AQUAPORIN
L’identité visée ici est Aquaporin A/S, société danoise de membranes biomimétiques pour la filtration (siège à Kongens Lyngby), cotée jusqu’en février 2026 sur le Nasdaq Copenhagen — pas l’entrée biologique « aquaporine » héritée de bases généralistes.
À propos de AQUAPORIN
1. Modèle économique
Aquaporin vendait des membranes embarquant des protéines (lignes *Inside®*, dont CLEAR) pour l’osmose inverse industrielle, l’eau potable et le développement de marchés autour de l’osmose directe ; revenus 2024 à 40,6 millions DKK contre 59,5 millions DKK en 2023, avec trois segments publiés (eau potable 17,5 M DKK, RO industriel 10,5 M DKK, développement FO 12,5 M DKK) dans le rapport annuel 2024. L’entreprise structurait son récit autour de pilotes puis de contrats « flagship », mais la courbe des décaissements restait lourde : perte d’EBIT de 83,0 millions DKK en 2024 dans ce même document, subventions publiques reconnues en résultat à 4,9 millions DKK. Au premier semestre 2025, le chiffre d’affaires plonge à 9,1 millions DKK (contre 29,2 millions DKK sur la même période en 2024) et la trésorerie tombe à 29,4 millions DKK au 30 juin contre 103,5 millions DKK un an plus tôt, selon le rapport semestriel 2025. Les effectifs suivent la courbe descendante : 76 équivalents temps plein en moyenne en 2024 contre 82 en 2023, indique le rapport sur la rémunération 2024. Le 30 janvier 2026, le conseil retire l’augmentation de capital et résout d’engager une procédure d’insolvabilité, faute d’engagements suffisants pour financer 2026 (communiqué PR Newswire) ; le 2 février 2026, le tribunal maritime et commercial de Copenhague prononce la faillite et nomme un syndic (annonce officielle).

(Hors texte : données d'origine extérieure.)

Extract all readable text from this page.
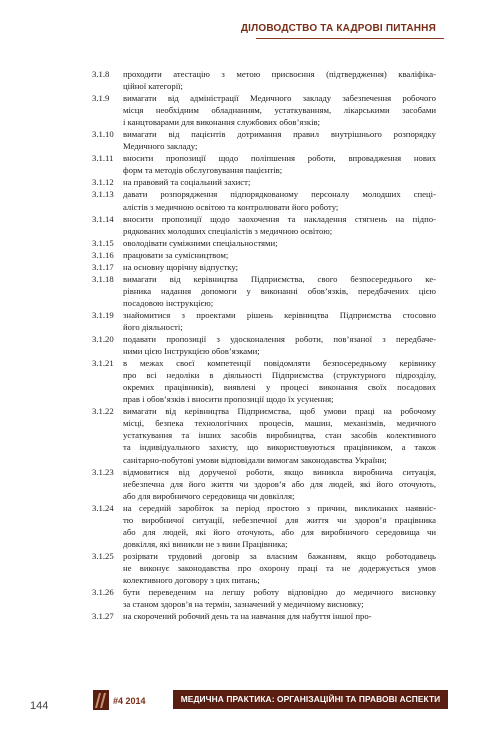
ДІЛОВОДСТВО ТА КАДРОВІ ПИТАННЯ
3.1.8	проходити атестацію з метою присвоєння (підтвердження) кваліфіка-
ційної категорії;
3.1.9	вимагати від адміністрації Медичного закладу забезпечення робочого
місця необхідним обладнанням, устаткуванням, лікарськими засобами
і канцтоварами для виконання службових обов’язків;
3.1.10	вимагати від пацієнтів дотримання правил внутрішнього розпорядку
Медичного закладу;
3.1.11	вносити пропозиції щодо поліпшення роботи, впровадження нових
форм та методів обслуговування пацієнтів;
3.1.12	на правовий та соціальний захист;
3.1.13	давати розпорядження підпорядкованому персоналу молодших спеці-
алістів з медичною освітою та контролювати його роботу;
3.1.14	вносити пропозиції щодо заохочення та накладення стягнень на підпо-
рядкованих молодших спеціалістів з медичною освітою;
3.1.15	оволодівати суміжними спеціальностями;
3.1.16	працювати за сумісництвом;
3.1.17	на основну щорічну відпустку;
3.1.18	вимагати від керівництва Підприємства, свого безпосереднього ке-
рівника надання допомоги у виконанні обов’язків, передбачених цією
посадовою інструкцією;
3.1.19	знайомитися з проектами рішень керівництва Підприємства стосовно
його діяльності;
3.1.20	подавати пропозиції з удосконалення роботи, пов’язаної з передбаче-
ними цією Інструкцією обов’язками;
3.1.21	в межах своєї компетенції повідомляти безпосередньому керівнику
про всі недоліки в діяльності Підприємства (структурного підрозділу,
окремих працівників), виявлені у процесі виконання своїх посадових
прав і обов’язків і вносити пропозиції щодо їх усунення;
3.1.22	вимагати від керівництва Підприємства, щоб умови праці на робочому
місці, безпека технологічних процесів, машин, механізмів, медичного
устаткування та інших засобів виробництва, стан засобів колективного
та індивідуального захисту, що використовуються працівником, а також
санітарно-побутові умови відповідали вимогам законодавства України;
3.1.23	відмовитися від дорученої роботи, якщо виникла виробнича ситуація,
небезпечна для його життя чи здоров’я або для людей, які його оточують,
або для виробничого середовища чи довкілля;
3.1.24	на середній заробіток за період простою з причин, викликаних наявніс-
тю виробничої ситуації, небезпечної для життя чи здоров’я працівника
або для людей, які його оточують, або для виробничого середовища чи
довкілля, які виникли не з вини Працівника;
3.1.25	розірвати трудовий договір за власним бажанням, якщо роботодавець
не виконує законодавства про охорону праці та не додержується умов
колективного договору з цих питань;
3.1.26	бути переведеним на легшу роботу відповідно до медичного висновку
за станом здоров’я на термін, зазначений у медичному висновку;
3.1.27	на скорочений робочий день та на навчання для набуття іншої про-
144	#4 2014	МЕДИЧНА ПРАКТИКА: ОРГАНІЗАЦІЙНІ ТА ПРАВОВІ АСПЕКТИ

Le titre est rayé du Nasdaq Copenhagen le même jour (avis Nasdaq).
2. Impact réel
L’argument climat-énergie le plus documenté côté exploitation est franco-franco avec la station d’épuration et de réutilisation : à Singapour, un pilote NEWater avec 504 éléments CLEAR traitant jusqu’à 395 m³/h affiche, sur douze mois, environ 20 % d’économies d’électricité sur la ligne à osmose inverse par rapport à un train membranaire conventionnel (note de cas Singapour, avril 2025). Côté scope 2 au siège, le rapport annuel 2024 indique qu’un PPA solaire avec Reel couvrirait environ 50 % de l’électricité du siège à partir du début 2025, avec un PPA éolien prévu pour 2026 ; la page durabilité du site prolonge le discours d’« énergie bas carbone » pour les activités nordiques. Dans un marché européen où la pression monte sur l’efficacité énergétique des procédés (et donc sur la facture d’électricité des dessalements industriels), ces gains de kWh comptent — lorsque l’équipement est effectivement adopté à l’échelle commerciale, ce qui est précisément le point noir de l’histoire.
3. Innovations / partenariats
La technologie s’appuie sur des brevets et savoir-faire de mise en œuvre de protéines de type aquaporine dans des matrices polymères — un positionnement « Nobel-adjacent » souvent mis en avant dans la communication généraliste, mais dont la valeur économique se juge au carnet d’ordres. En 2025, le rapport semestriel 2025 cite la vente de 500 membranes CLEAR au groupe CZRLO pour deux sites en Chine — incinération urbaine et coal chemical — et un accord-cadre avec Liaocheng Water Group dans le cadre d’initiatives bilatérales ; auparavant, des communiqués 2024–2025 mentionnent un contrat Asie centrale à 300 000 USD pour une usine municipale (relaté dans le fil d’annonces résultats 2024 sur aquaporin.com et repris par la presse spécialisée). L’innovation « hardware » restait donc crédible en laboratoire et en pilote ; le financement de la montée en cadence ne l’a pas été au même rythme.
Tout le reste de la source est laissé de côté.